A bill intended to “protect children” would effectively make it difficult for all Hoosiers to access Internet content, even if they are adults.
Senate Bill 17 would require any “adult-oriented” website or a website with “material harmful to minors” to install an age verification system and block minors from accessing content.
What it would effectively do would be not just to block children from accessing a website, but also adults.
Government overreach and violations of individuals’ civil liberties are often couched in terms of “protecting the children.” But children are usually shields used to prevent adults from making non-government-approved choices in an attempt to engineer society in government’s image.

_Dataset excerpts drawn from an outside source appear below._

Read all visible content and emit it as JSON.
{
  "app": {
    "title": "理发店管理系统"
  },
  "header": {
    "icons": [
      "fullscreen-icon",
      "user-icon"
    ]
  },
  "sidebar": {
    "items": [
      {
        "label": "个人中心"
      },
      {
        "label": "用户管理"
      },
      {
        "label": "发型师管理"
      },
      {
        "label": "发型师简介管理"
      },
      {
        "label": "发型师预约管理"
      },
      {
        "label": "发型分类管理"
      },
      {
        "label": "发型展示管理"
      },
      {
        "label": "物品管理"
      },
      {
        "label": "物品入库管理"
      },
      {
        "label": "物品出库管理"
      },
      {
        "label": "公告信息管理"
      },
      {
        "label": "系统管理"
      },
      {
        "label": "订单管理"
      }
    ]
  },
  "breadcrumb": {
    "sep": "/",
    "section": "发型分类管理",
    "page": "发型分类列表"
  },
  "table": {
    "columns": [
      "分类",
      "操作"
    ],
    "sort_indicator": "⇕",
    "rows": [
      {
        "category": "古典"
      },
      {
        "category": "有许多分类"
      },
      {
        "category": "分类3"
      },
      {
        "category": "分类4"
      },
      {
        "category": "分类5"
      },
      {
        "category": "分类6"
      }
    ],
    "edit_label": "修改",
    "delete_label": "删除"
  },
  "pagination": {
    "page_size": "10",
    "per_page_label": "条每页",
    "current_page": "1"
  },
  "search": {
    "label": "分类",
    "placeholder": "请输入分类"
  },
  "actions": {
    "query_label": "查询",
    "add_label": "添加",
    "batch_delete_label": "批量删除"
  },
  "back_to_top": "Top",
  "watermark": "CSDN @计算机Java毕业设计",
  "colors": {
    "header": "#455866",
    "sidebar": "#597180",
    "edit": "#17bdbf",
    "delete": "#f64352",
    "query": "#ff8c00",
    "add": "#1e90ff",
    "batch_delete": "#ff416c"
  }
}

This bill has a number of problems, most notably that it is very vague and does not define what an “adult-oriented website” or “material harmful to minors” actually is. It essentially is a modern version of Justice Potter Stewart’s definition of obscenity – “I know it when I see it.”
But without a firm definition, this statute could be invoked to flag and fine web providers producing a wide range of content, including age-appropriate materials some lawmakers might find offensive. We have already seen in the “library wars” that individuals’ definitions of what is age-appropriate are substantially different – to the point where classic and popular young adult books were removed from library shelves because they ran afoul of government censors. The state government has proven itself to not be trustworthy in drawing that line.
Not only that, but SB 17 would have a chilling effect on the availability of content, even for those mature enough to know what they are accessing. Age verification systems are very expensive and an enterprising youth can find a way to get around them. Most companies would simply block Indiana residents from accessing their sites. In turn, that blocks interstate commerce, which will lead to expensive lawsuits the taxpayers of Indiana will have to foot the bill defending.
The penalty for a violation is actual damages or a fine of $1,000, plus litigation damages. Meanwhile, any company being sued cannot defend itself. If a minor manages to access the site using someone else’s information to get around the age verification system, the company is not allowed to retain any identifying information of the person seeking to access the site, creating another legal barrier.
Simply put, it is the job of parents to determine what is age-appropriate for their children, and thus, what is available for them to access online. Parents at home know their children better than faceless bureaucrats and legislators in Indianapolis. Each have their own values, which might – and often will – counteract those the government wants to push. And what one person deems “objectionable,” another would be perfectly fine with. And while those in power would be perfectly fine with them getting to decide what is objectionable, we are always one election away from the pendulum of power swinging and those who find your own values objectionable taking over and enforcing this law.
It is not the government’s role to act in loco parentis. Parents should be able to use the freely available technology to monitor and restrict what their children are accessing online and not cede that control to third parties. This bill would use government to not just restrict children’s access to material, but everyone’s.
Protecting children from what the government deems as “objectionable” or “harmful” is not the job of legislatures and lawyers. It’s the job of concerned parents, not the government nanny state.